В 1975 году продолжается война во Вьетнаме (или какая-то другая война). Луи Саккетти, американский поэт, отбывает срок в исправительной колонии, куда заключен за отказ нести воинскую службу. Налицо параллель с биографией Роберта Лоуэлла, а также отголоски (фонетические) Сакко и Ванцетти. Вдобавок, подобно Данте перед сошествием в ад, главный герой Диша земную жизнь прошел до половины. В дневнике Саккетти излагается, как после двух недель заключения в Спрингфилдской тюрьме его переводят в лагерь Архимед, где ведутся кошмарные (буквально) опыты с препаратами, которые повышают умственные способности, но имеют трагический побочный эффект. Однако наиболее трагичным является мировоззрение, приобретаемое Саккетти и прочими «подопытными кроликами» (большинство из которых принадлежать отбросам общества, наполняющим в военное время гарнизонную тюрьму) под влиянием чудодейственного препарата. Однажды Саккетти делает в дневнике следующую запись:
«Безысходность... невыразимая безысходность того, что тут вытворяется».
Микрокосм лагеря Архимед — страшная аллегория мучительного приобретения человеком знания о внешнем и внутреннем мире.
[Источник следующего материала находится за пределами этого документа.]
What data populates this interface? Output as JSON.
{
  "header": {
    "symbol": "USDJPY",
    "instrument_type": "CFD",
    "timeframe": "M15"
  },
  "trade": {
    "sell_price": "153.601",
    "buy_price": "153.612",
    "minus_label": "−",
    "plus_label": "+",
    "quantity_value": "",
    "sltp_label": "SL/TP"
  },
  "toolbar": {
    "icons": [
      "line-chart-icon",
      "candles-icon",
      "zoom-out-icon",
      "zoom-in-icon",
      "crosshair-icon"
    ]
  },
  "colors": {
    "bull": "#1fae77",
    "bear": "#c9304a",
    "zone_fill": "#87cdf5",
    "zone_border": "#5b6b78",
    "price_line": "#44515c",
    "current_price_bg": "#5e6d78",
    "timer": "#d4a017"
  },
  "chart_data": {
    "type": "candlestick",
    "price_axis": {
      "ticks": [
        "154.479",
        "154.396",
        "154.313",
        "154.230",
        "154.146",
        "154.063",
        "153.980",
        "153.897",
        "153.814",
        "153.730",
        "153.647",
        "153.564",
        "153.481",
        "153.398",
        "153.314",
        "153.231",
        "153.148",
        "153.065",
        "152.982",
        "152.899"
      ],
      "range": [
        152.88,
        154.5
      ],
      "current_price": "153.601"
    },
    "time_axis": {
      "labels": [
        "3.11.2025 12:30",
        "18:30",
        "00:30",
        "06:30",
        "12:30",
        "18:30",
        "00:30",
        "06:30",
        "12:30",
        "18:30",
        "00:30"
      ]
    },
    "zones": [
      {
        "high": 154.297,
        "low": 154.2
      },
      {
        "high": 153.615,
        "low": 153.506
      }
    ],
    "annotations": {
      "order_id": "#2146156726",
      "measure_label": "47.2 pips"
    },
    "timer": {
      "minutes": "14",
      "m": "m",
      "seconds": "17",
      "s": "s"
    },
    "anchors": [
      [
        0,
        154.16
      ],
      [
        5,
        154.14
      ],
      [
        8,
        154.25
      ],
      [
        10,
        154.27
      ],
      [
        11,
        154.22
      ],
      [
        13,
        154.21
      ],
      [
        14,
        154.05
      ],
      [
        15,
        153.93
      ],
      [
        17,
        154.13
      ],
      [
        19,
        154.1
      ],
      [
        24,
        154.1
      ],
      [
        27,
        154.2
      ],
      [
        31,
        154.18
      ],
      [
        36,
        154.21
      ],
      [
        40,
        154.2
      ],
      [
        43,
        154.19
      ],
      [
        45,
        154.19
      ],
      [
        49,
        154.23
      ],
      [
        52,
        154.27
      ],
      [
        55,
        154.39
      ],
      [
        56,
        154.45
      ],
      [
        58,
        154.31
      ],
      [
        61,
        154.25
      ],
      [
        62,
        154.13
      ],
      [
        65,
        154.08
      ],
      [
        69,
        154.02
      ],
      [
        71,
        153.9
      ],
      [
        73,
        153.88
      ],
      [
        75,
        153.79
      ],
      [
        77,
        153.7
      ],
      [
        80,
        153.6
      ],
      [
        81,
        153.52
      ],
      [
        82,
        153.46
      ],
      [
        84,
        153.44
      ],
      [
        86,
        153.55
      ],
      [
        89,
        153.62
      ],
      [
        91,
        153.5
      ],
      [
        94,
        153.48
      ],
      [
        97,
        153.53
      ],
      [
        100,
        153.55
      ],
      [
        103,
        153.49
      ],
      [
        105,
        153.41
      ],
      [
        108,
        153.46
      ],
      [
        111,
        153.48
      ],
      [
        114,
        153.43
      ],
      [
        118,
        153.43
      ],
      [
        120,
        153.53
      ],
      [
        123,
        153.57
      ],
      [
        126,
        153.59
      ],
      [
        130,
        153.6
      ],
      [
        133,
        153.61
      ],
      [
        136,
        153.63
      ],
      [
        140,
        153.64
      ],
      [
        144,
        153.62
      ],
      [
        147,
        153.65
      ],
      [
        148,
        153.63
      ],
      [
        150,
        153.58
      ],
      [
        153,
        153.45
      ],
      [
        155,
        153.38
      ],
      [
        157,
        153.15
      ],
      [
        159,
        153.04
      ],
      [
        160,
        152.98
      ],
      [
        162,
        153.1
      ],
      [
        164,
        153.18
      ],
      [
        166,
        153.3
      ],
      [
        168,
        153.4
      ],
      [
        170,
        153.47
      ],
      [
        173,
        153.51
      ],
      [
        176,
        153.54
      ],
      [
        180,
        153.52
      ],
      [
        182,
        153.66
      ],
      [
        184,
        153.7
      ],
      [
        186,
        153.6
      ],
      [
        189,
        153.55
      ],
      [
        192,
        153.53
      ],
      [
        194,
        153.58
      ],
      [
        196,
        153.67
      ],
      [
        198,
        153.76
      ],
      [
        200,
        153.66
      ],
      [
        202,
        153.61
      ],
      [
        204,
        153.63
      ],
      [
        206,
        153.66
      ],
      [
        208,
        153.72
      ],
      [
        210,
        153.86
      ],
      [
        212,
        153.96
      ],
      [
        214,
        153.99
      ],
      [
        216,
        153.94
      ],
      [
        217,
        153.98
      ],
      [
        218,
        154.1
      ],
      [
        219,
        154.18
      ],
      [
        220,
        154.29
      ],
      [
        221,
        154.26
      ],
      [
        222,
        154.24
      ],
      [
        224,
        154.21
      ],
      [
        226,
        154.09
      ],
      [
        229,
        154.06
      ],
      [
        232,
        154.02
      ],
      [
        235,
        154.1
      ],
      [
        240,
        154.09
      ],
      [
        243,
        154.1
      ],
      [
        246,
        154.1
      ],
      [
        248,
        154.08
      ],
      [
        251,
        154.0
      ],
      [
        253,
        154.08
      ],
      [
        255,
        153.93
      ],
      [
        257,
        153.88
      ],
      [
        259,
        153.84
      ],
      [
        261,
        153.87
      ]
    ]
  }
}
Чернокожий заключенный Мордехай, исполняющий в спектакле роль Мефистофеля (заключенному, который руководит постановкой пьесы Марло, а также играет Фауста, Диш иронично присваивает имя Джордж Вагнер [9] ), однажды восклицает незадолго перед тем, как рухнуть в квазиэпилептическом припадке (результат воздействия препарата): «Если в этой вселенной я должен умереть, такая вселенная меня не интересует!»
9
Джордж Вагнер — Вагнером (правда, не Георгом, а Кристофом) зовут слугу и ученика Фауста, который упоминается еще в «Народной книге» Иоганна Шписа (1587).